I was 17, living in Australia about to sit my final year 12 exams, and at the beginning of a relationship that went on for the next three years. It was spring in Perth, and there was a storm coming. The relationship was still new, we'd only been going out a couple of weeks, and we were sneaking around as he was my sailing instructor and the brother of a guy in my year at school. We were down at the beach in the middle of the storm, cuddled up in the rain and just talking, when we noticed a man in a bright red kayak being washed up on the beach. He had suddenly appeared, he wasn't there a couple of minutes previously, and the beach was deserted due to the weather. 
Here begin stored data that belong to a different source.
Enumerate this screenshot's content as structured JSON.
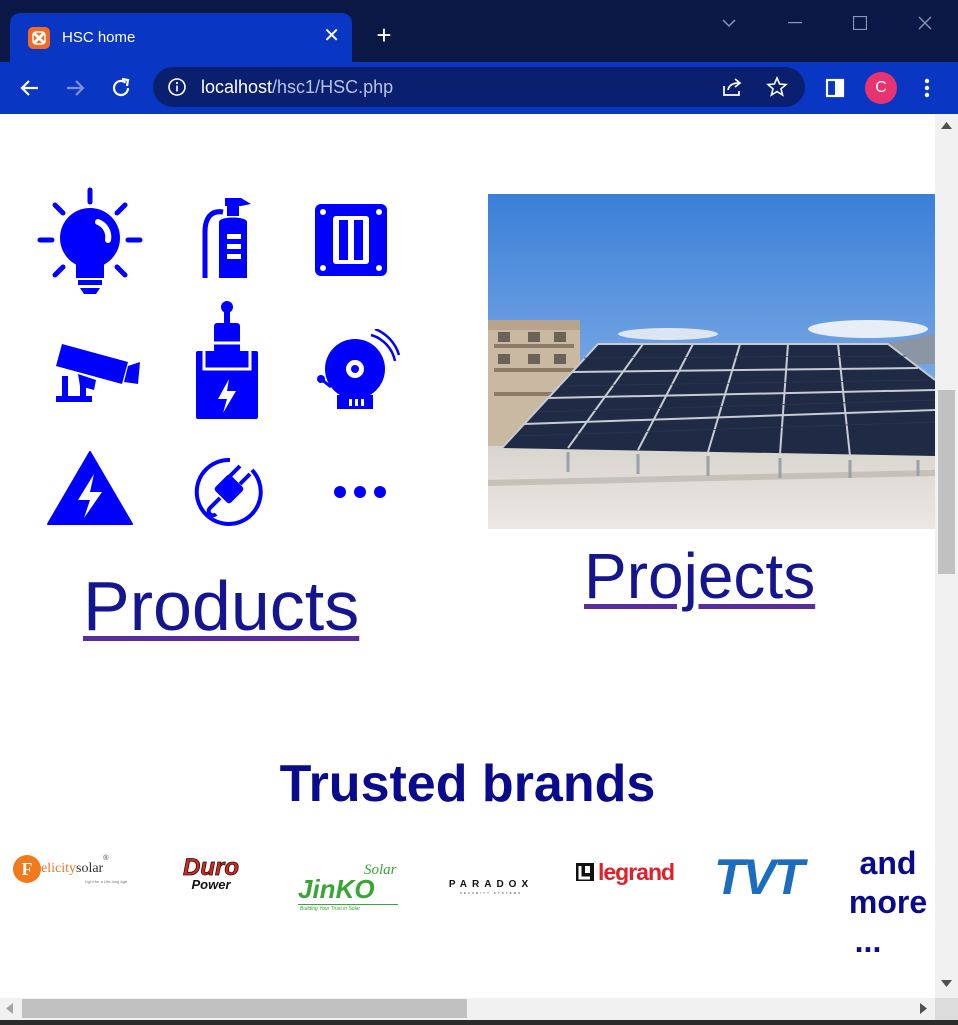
{
  "browser": {
    "tab_title": "HSC home",
    "url_host": "localhost",
    "url_path": "/hsc1/HSC.php",
    "profile_initial": "C",
    "accent_color": "#0a36c4",
    "profile_color": "#e8336e"
  },
  "icons": [
    "lightbulb-icon",
    "fire-extinguisher-icon",
    "wall-switch-icon",
    "cctv-camera-icon",
    "circuit-breaker-icon",
    "alarm-bell-icon",
    "high-voltage-warning-icon",
    "power-plug-icon",
    "more-dots-icon"
  ],
  "main": {
    "products_label": "Products",
    "projects_label": "Projects",
    "brands_title": "Trusted brands",
    "and_more_line1": "and",
    "and_more_line2": "more",
    "and_more_line3": "..."
  },
  "brands": {
    "felicity_a": "F",
    "felicity_b": "elicity",
    "felicity_c": "solar",
    "felicity_reg": "®",
    "felicity_tagline": "Light for a Life-long Age",
    "duro_line1": "Duro",
    "duro_line2": "Power",
    "jinko_solar": "Solar",
    "jinko_name": "JinKO",
    "jinko_tagline": "Building Your Trust in Solar",
    "paradox_name": "PARADOX",
    "paradox_sub": "SECURITY SYSTEMS",
    "legrand_name": "legrand",
    "tvt_name": "TVT"
  }
}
We didn't think anything of it and just left him to it as he fell out of his kayak onto the beach. Through the rain we then saw him crawling up the beach towards us, caked in wet sand. Crawling!? Why is he crawling? That's odd. As he came further we could see him more clearly...there were strands of wet hair clinging to his forehead, and he was blue. Totally blue...he looked like an ice block. We realized something was wrong and raced down the sand towards him, his face broke into a relieved smile as he saw us, and he collapsed onto the sand in front of us as his body gave up. I'll never forget that sight, it's still so clear in my mind it could have happened yesterday.

We grabbed hold of him and between the two of us carried him to the public toilets at the side of the beach. We asked him what had happened...his voice shaking he was barely able to speak, eventually he managed to tell us that he had started out in his kayak at 1pm on Rottnest Island, when the storm hit and carried him out to sea. Luckily it had carried him 20 kilometers towards the Western Australian coastline and not out the opposite way out to sea, but it was now around 5:30pm and he had been out in the ocean in the middle of a storm for over four hours, no wonder he was blue and stone cold! 

After we'd sat him down on a bench in the toilets/shower room, my ex called an ambulance and the Sea Rescue team (a bit like the Aussie version of RNLI), and I ran back to the car and grabbed a huge blanket that was in the boot. We wrapped it around him and I sat there with my arms around this shivering man trying to keep him warm. Luckily my ex was a sailing instructor and a member of the sea rescue team, so he was trained in first aid. Rather than put him in a hot shower and make the possibility of hypothermia worse, I just sat there for what seemed like an age, with the blanket around him holding him and rubbing his skin waiting for the ambulance, my heart pounding.

The ambulance finally arrived and the paramedics came in and checked him over, and asked us questions about how we'd found him. They took him to the ambulance and asked for our details. I was terrified my parents would find out so we just gave them my ex's details and refused to give them mine. The ambulance sped off to the hospital, and I went home soaking wet as if nothing had happened, my parents were out so I showered and changed and settled down on the sofa as if I'd been there all evening. 

Over the next couple of days it was all over the news, you can still see the articles on Perth Now, WA Today, and ABC News. I feigned shock when it was announced at sailing that my ex had saved this guys life as everyone congratulated him and he just looked at me and grinned. I do love a good secret. Eventually it all came out, and we always discussed how we wondered what the guy was doing now. A year or so later we discovered his children went to the same school as us, John XXIII College. Perth is such a small world!

Frank Okely with his Kayak. Photo from ABC News.
It's funny how things work out, and I always wonder what would have happened if we hadn't have been on the beach that afternoon. After all, the area was deserted and the nearest house where there would have been people was a 10 minute walk away, how he would have got there in his state I don't know. 

Frank Okely, if you ever read this, we're very happy you were ok!